Edinburgh Royal Infirmary's accident and emergency unit is said to make patients wait longer than anywhere else in Scotland to be seen by a doctor.
This news has only added salt to the wound of hospital chiefs who face mounting criticism over cleaning procedures at the ERI following its branding as one of the dirtiest hospitals in the country earlier this week.
AdvertisementRecent figures have shown that more than a third of patients attending A&E spend over four hours waiting to be seen at the hospital.
However health bosses have shifted blame to the Marmion Pub shootings in Gracemount for influencing the recent figures as it happened while the waiting time survey was taking place. According to then the massive resources needed to cope with the aftermath of the shooting at Scotland's busiest A&E had affected waiting times for other patients.
The Scottish Executive has demanded improvement in waiting times by the end of next year to no longer than four hours between arriving at the A&E unit and admission to hospital, discharge or transfer. The new NHS statistics show that during the seven-day April survey, just under 2000 patients were seen by the doctors at ERI. Among these 1012 minor cases and 946 were serious medical problems.
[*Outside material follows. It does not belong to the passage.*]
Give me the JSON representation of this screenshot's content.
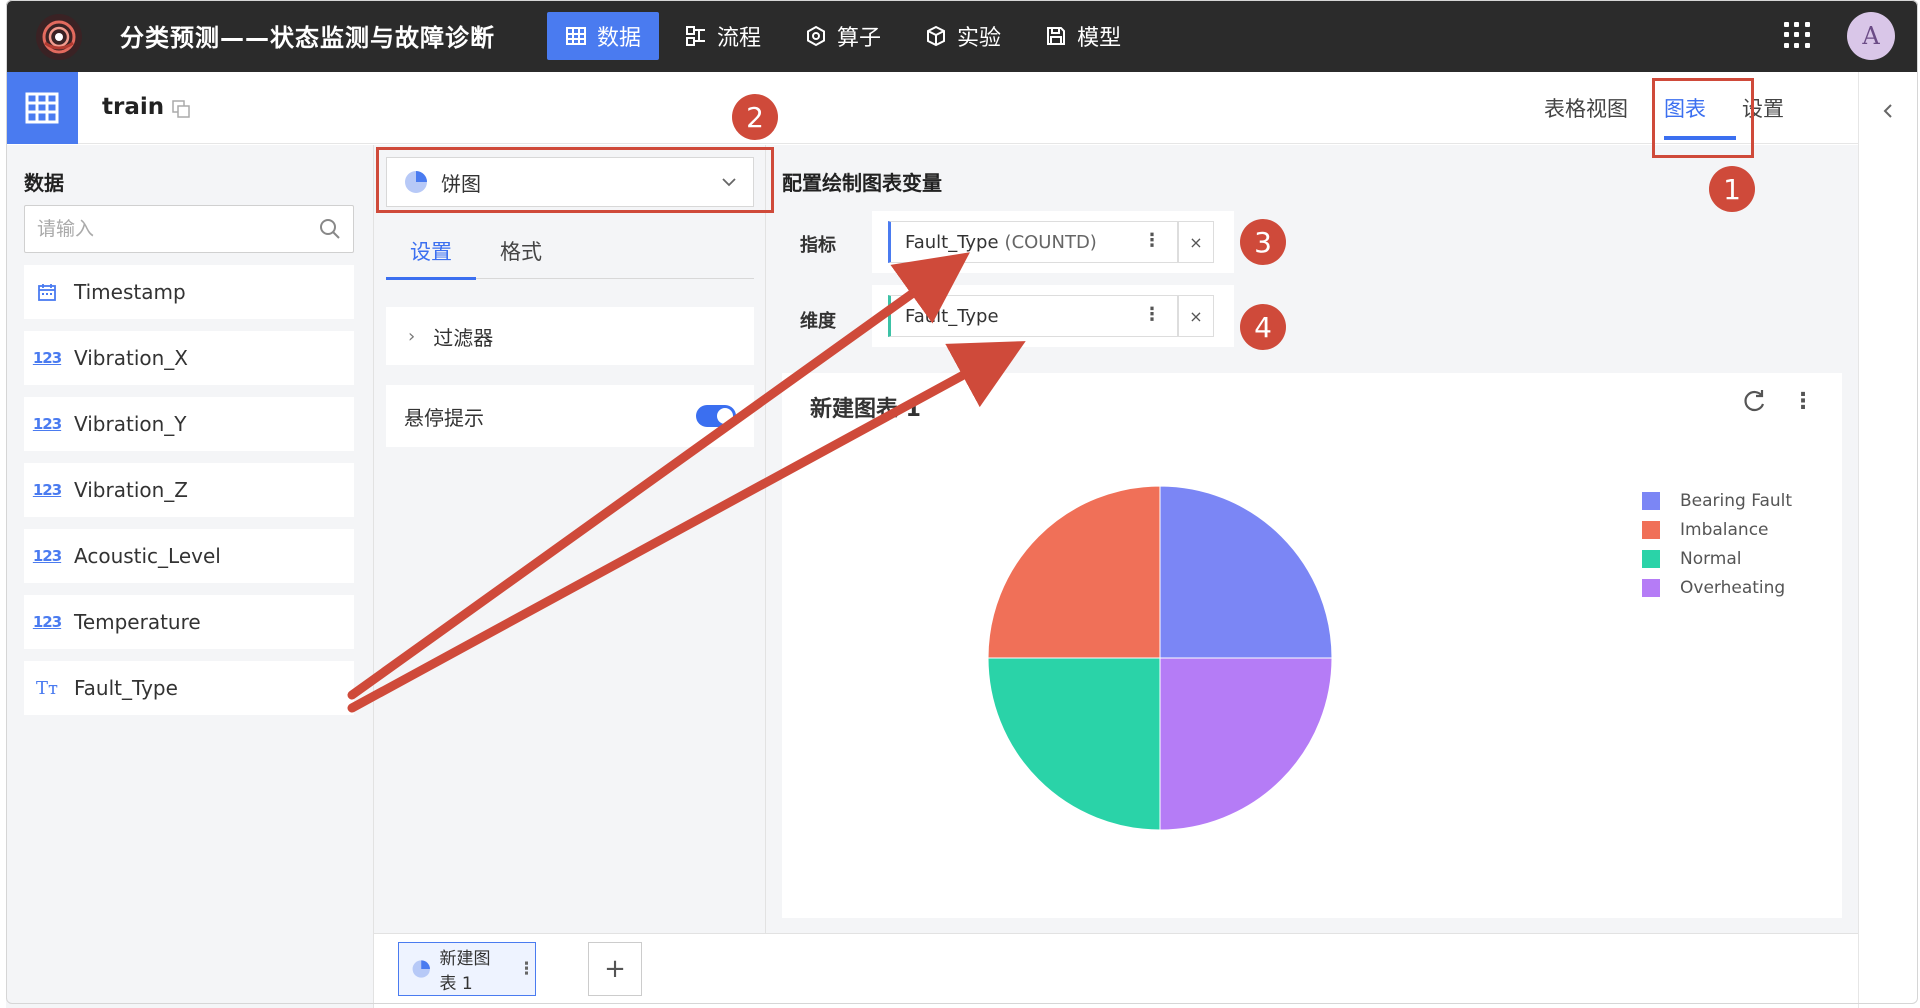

80 per cent of the minor health complaints were treated within the target time although over half of the patients with a major problem were made to wait much longer. The most frequent reason given for the delay was the lack of availability of beds.
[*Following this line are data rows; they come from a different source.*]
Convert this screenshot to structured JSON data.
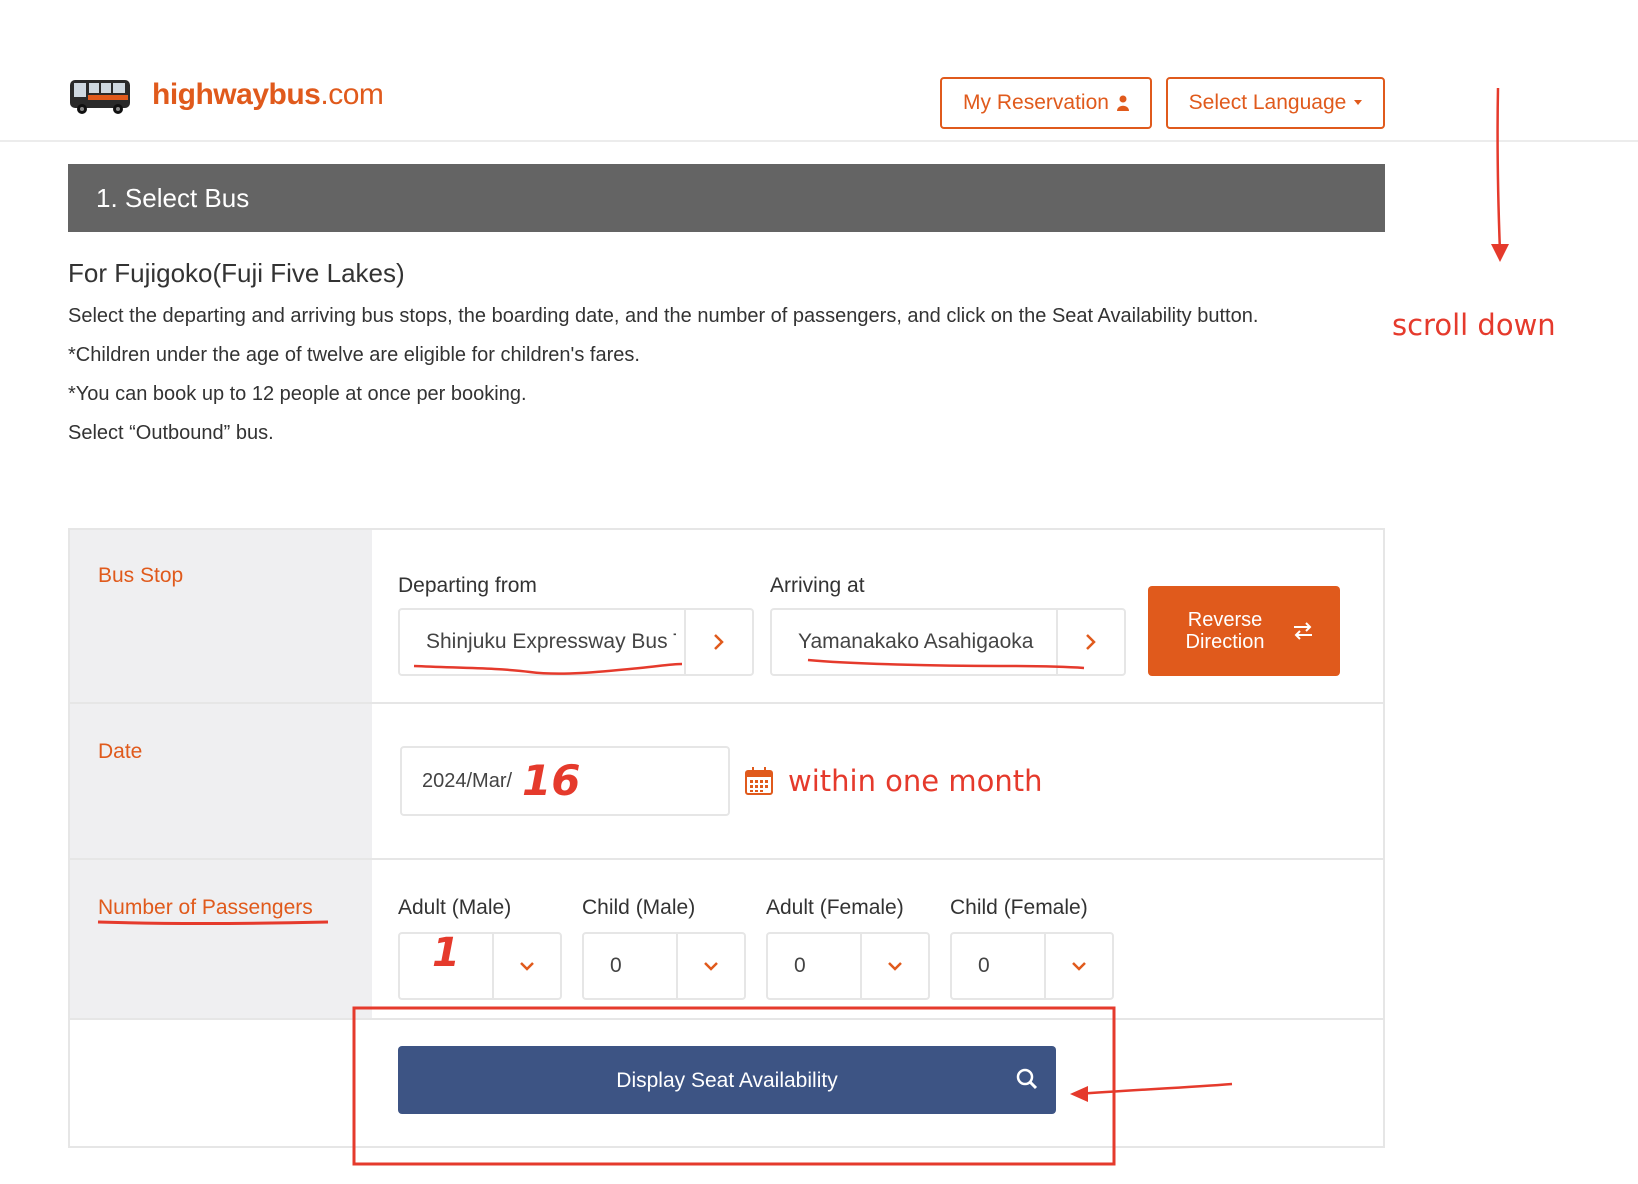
{
  "header": {
    "logo_text": "highwaybus",
    "logo_suffix": ".com",
    "reservation_label": "My Reservation",
    "language_label": "Select Language"
  },
  "section": {
    "title": "1. Select Bus"
  },
  "intro": {
    "title": "For Fujigoko(Fuji Five Lakes)",
    "lines": [
      "Select the departing and arriving bus stops, the boarding date, and the number of passengers, and click on the Seat Availability button.",
      "*Children under the age of twelve are eligible for children's fares.",
      "*You can book up to 12 people at once per booking.",
      "Select “Outbound” bus."
    ]
  },
  "form": {
    "bus_stop_label": "Bus Stop",
    "departing_label": "Departing from",
    "departing_value": "Shinjuku Expressway Bus Terminal",
    "arriving_label": "Arriving at",
    "arriving_value": "Yamanakako Asahigaoka",
    "reverse_label": "Reverse Direction",
    "date_label": "Date",
    "date_value": "2024/Mar/",
    "passengers_label": "Number of Passengers",
    "passengers": [
      {
        "label": "Adult (Male)",
        "value": ""
      },
      {
        "label": "Child (Male)",
        "value": "0"
      },
      {
        "label": "Adult (Female)",
        "value": "0"
      },
      {
        "label": "Child (Female)",
        "value": "0"
      }
    ],
    "display_button_label": "Display Seat Availability"
  },
  "annotations": {
    "scroll_text": "scroll down",
    "date_handwritten": "16",
    "date_note": "within one month",
    "adult_handwritten": "1"
  },
  "colors": {
    "brand_orange": "#e05a1c",
    "section_gray": "#646464",
    "button_navy": "#3d5484",
    "annotation_red": "#e53a2c"
  }
}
NHS Lothian's clinical director for medicine, Dr Casey Stewart, said: "We are very disappointed not to have met the four-hour standard for this period of what is a very busy time for us. We have worked tremendously hard on innovative ways of reducing the time it takes for us to see and treat patients and we feel the unexpectedly high levels of activity during the days of the census has masked the real improvements we are making in our service.
"The weekend of the census also saw a multiple shooting in Edinburgh that placed unprecedented pressure on the A&E." Figures released by NHS Lothian did show that during July, 85 per cent of patients attending the A&E were seen on time. A&E at the ERI is already the busiest in Scotland, which sees more than 44 per cent more people than the second busiest department at the Victoria Infirmary in Glasgow.
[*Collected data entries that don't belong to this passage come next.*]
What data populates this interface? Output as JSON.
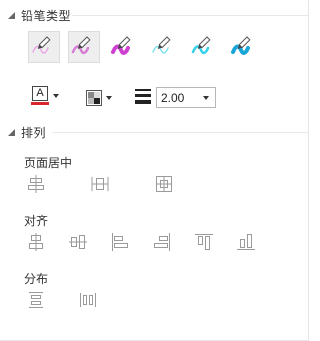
{
  "pen_section": {
    "title": "铅笔类型",
    "pens": [
      {
        "icon": "pencil-pink-thin-icon",
        "color": "#e7a6e7"
      },
      {
        "icon": "pencil-pink-medium-icon",
        "color": "#d77ed7"
      },
      {
        "icon": "pencil-magenta-thick-icon",
        "color": "#d040d0"
      },
      {
        "icon": "pencil-cyan-thin-icon",
        "color": "#7fe3f1"
      },
      {
        "icon": "pencil-cyan-medium-icon",
        "color": "#35d2ea"
      },
      {
        "icon": "pencil-blue-thick-icon",
        "color": "#1aa6d6"
      }
    ],
    "selected_index": 0
  },
  "style_tools": {
    "font_color_glyph": "A",
    "font_color": "#d9262d",
    "fill_icon": "fill-pattern-icon",
    "line_width_icon": "line-width-icon",
    "line_width_value": "2.00"
  },
  "arrange_section": {
    "title": "排列",
    "page_center": {
      "label": "页面居中",
      "icons": [
        "center-horizontal-icon",
        "center-vertical-icon",
        "center-both-icon"
      ]
    },
    "align": {
      "label": "对齐",
      "icons": [
        "align-center-icon",
        "align-middle-icon",
        "align-left-icon",
        "align-right-icon",
        "align-top-icon",
        "align-bottom-icon"
      ]
    },
    "distribute": {
      "label": "分布",
      "icons": [
        "distribute-vertical-icon",
        "distribute-horizontal-icon"
      ]
    }
  }
}
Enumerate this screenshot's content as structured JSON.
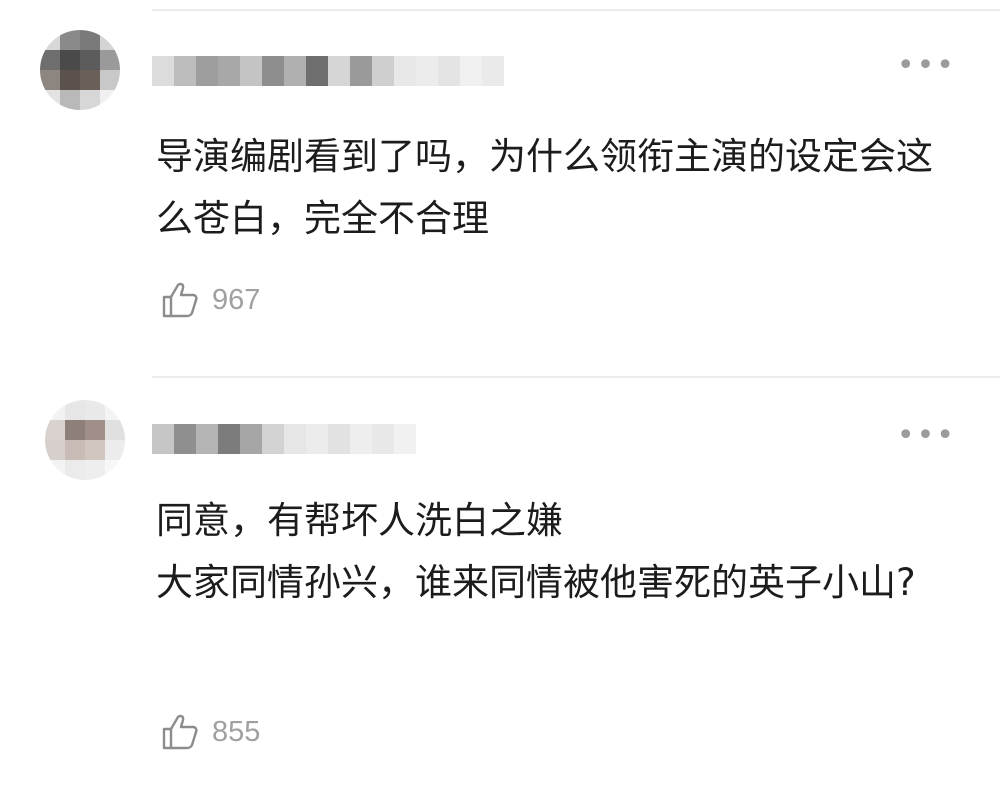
{
  "comments": [
    {
      "text": "导演编剧看到了吗，为什么领衔主演的设定会这么苍白，完全不合理",
      "likes": "967",
      "avatar_icon": "blurred-avatar-icon",
      "username_blurred": true
    },
    {
      "text": "同意，有帮坏人洗白之嫌\n大家同情孙兴，谁来同情被他害死的英子小山?",
      "likes": "855",
      "avatar_icon": "blurred-avatar-icon",
      "username_blurred": true
    }
  ],
  "icons": {
    "like": "thumbs-up-icon",
    "more": "more-options-icon"
  },
  "colors": {
    "text": "#1c1c1c",
    "muted": "#a0a0a0",
    "divider": "#ececec"
  }
}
The survey showed only 65 per cent of patients were seen within the target time at ERI , followed by the Royal Alexandra and Western Infirmary hospitals in Glasgow region, where 72 per cent of patients were seen within four hours.
This was followed by the Western General Hospital, at third position in waiting times where 23 per cent of the 666 patients attending A&E and minor injury clinics waited longer than four hours. Only four per cent of the 709 patients who were seen at the city's Sick Kids Hospital and 11 per cent of the 883 patients attending St John's Hospital in Livingston were made to wait longer than four hours.
Overall, 88 per cent of the 29,412 patients in Scotland were seen within the four hour target. In the Lothians, bed blocking is still a problem with the latest NHS figures showing that 70 patients were forced to remain in hospital longer than six weeks while a care home place was found for them.